PDA

View Full Version : Aerosol Spray Can Nozzles



paulgrandy
07-21-2006, 10:48 AM
Anybody know who makes a decent aerosol spray paint can(nozzle)? Years ago I found one that I used to do some touchup on my car. It wasn't like the typical nozzle. It had like a horizontal slot cut in it. I didn't get all the overspray of the typical can of spray paint. Seems like all the cans I try are about the same. Rustoleum, Krylon, etc., etc. Seems like someone would make some that mimics the variable nozzles on the HVLP's. I got a HVLP, but all I'm painting is small sections of square tubing, it's just easier to use a spray can and throw it away when I'm done. HVLP is not worth the hassel of cleanup. If I can find one good nozzle again that has a tight spray pattern I'd just buy a can of the paint for the nozzle. Seems like most of the spray cans contents usually end up on the paper under whatever I'm painting. If I get too close the stuff runs. I even tried the little trigger thing that snaps onto the can. Easier on the finger, but doesn't do anything for the overspray.

Evan
07-21-2006, 11:07 AM
The propellant these days is propane. Propane varies pressure in direct relation to temperature, about 1 psi per degree F. If the can is spraying too fine a mist try cooling it under water or stick it in the fridge for a while to lower the pressure. Unfortunately, there is no standard for the nozzles or how they fit on the can. In many cases different brands use different nozzles so you can't swap them.

topct
07-21-2006, 02:56 PM
There are no standards for those nozzles as Evan said.

But you can get better nozzles on the better cans of paint.

I've been using some spray paint from the hobby shop. Hangar 9 Ultracote. It has a tiny moveable nozzle to turn the fan pattern.

CCWKen
07-21-2006, 06:15 PM
Duplicolor also uses the fan spray nozzle on some of their cans. The ones that don't still spray very well. By the way, they don't have "slits" in the nozzle. It's just an air pattern diverter that looks like a slit. I have pretty good luck with rattle cans that are hot. Hot as in 90+. If you get the pressure too low (cold) the paint tends to splatter. You WANT paint to be atomized to fine droplets. The finer the better for the best paint job.

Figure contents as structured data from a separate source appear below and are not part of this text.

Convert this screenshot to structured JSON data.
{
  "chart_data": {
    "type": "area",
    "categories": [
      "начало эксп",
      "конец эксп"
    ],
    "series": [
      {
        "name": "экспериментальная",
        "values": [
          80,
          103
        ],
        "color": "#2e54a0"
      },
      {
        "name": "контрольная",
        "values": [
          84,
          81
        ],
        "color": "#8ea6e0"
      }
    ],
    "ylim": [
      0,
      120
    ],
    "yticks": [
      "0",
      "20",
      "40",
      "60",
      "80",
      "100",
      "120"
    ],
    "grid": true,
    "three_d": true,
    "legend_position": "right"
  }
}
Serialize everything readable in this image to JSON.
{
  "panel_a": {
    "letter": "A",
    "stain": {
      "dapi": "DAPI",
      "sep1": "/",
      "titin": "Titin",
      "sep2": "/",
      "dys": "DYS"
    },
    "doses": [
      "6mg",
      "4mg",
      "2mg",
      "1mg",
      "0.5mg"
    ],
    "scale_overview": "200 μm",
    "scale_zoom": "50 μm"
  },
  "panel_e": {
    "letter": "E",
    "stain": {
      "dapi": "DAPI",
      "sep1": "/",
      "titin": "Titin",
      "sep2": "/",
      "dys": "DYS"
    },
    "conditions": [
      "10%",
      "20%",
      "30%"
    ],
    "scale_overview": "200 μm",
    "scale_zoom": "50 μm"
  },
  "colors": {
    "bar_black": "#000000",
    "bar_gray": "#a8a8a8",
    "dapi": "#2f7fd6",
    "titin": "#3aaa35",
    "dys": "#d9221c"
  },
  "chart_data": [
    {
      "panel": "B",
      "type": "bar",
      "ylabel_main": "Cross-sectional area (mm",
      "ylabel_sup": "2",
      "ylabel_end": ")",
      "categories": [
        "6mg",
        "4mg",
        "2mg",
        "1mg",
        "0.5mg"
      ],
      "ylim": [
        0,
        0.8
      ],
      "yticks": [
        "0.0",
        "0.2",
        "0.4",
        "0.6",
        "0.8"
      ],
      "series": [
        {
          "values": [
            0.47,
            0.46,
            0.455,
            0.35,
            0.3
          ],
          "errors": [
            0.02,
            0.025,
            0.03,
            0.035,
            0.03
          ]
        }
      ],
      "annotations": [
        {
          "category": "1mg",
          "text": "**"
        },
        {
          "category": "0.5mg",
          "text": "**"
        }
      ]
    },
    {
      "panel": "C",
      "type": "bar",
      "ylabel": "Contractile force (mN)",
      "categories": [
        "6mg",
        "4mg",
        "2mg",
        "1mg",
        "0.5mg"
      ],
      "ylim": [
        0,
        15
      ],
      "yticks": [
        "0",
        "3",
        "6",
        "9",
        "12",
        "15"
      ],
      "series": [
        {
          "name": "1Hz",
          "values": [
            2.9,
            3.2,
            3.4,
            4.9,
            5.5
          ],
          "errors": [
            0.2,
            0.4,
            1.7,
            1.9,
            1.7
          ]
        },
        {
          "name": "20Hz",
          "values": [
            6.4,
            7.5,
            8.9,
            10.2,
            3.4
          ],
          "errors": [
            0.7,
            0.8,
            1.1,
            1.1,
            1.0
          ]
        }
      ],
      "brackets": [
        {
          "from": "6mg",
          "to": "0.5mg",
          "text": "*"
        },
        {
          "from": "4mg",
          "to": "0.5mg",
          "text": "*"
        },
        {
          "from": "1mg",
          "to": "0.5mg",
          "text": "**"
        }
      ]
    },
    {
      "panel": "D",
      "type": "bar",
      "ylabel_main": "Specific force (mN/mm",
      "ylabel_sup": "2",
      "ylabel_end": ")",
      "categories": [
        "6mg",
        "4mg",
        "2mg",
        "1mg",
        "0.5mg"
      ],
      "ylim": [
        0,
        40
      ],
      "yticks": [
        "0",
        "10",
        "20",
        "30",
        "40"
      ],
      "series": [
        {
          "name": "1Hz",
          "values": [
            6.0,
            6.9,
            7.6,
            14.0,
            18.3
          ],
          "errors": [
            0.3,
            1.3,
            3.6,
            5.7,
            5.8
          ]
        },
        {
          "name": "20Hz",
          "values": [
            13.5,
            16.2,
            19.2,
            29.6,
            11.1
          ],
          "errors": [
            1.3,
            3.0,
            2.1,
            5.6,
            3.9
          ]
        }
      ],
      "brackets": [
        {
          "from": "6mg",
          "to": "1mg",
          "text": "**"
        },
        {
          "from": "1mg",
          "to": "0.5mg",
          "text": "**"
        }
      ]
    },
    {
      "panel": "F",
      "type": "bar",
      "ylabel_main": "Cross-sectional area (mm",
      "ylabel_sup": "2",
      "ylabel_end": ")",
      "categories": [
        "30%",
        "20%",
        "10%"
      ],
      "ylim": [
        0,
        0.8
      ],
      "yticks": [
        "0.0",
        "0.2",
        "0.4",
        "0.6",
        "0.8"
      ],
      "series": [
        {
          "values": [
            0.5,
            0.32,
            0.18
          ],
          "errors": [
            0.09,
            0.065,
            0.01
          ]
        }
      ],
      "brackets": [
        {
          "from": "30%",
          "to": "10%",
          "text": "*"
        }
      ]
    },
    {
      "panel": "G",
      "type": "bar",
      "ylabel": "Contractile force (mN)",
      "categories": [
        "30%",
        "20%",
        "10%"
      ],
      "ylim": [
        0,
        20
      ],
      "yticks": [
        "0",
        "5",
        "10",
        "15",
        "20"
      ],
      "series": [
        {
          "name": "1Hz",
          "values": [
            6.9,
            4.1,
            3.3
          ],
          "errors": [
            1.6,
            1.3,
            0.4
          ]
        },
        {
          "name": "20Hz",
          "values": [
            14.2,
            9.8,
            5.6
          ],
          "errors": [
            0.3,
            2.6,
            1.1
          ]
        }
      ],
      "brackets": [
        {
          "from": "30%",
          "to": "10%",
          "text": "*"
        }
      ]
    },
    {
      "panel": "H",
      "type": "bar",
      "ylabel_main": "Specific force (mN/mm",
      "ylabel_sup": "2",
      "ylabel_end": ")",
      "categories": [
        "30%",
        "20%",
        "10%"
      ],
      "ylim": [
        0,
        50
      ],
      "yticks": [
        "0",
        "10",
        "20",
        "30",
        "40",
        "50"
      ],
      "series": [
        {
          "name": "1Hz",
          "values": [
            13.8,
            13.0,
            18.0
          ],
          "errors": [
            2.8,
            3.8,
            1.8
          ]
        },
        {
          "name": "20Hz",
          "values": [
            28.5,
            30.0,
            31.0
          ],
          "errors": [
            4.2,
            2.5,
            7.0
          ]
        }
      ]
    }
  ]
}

That's why most auto painters with HVLP guns run the pressure a little higher than suggested. ;) Over spray is inherent with any paint spray device. The only way around it is to use a brush. :D

paulgrandy
07-22-2006, 07:15 AM
Duplicolor also uses the fan spray nozzle on some of their cans. The ones that don't still spray very well. By the way, they don't have "slits" in the nozzle. It's just an air pattern diverter that looks like a slit. I have pretty good luck with rattle cans that are hot. Hot as in 90+. If you get the pressure too low (cold) the paint tends to splatter. You WANT paint to be atomized to fine droplets. The finer the better for the best paint job.

That's why most auto painters with HVLP guns run the pressure a little higher than suggested. ;) Over spray is inherent with any paint spray device. The only way around it is to use a brush. :D


Duplicolor....That's the name I forgot. All I remembered is that it came in little 4 oz cans. I'll have to check out that Hangar 9 Ultracote also. Thanks.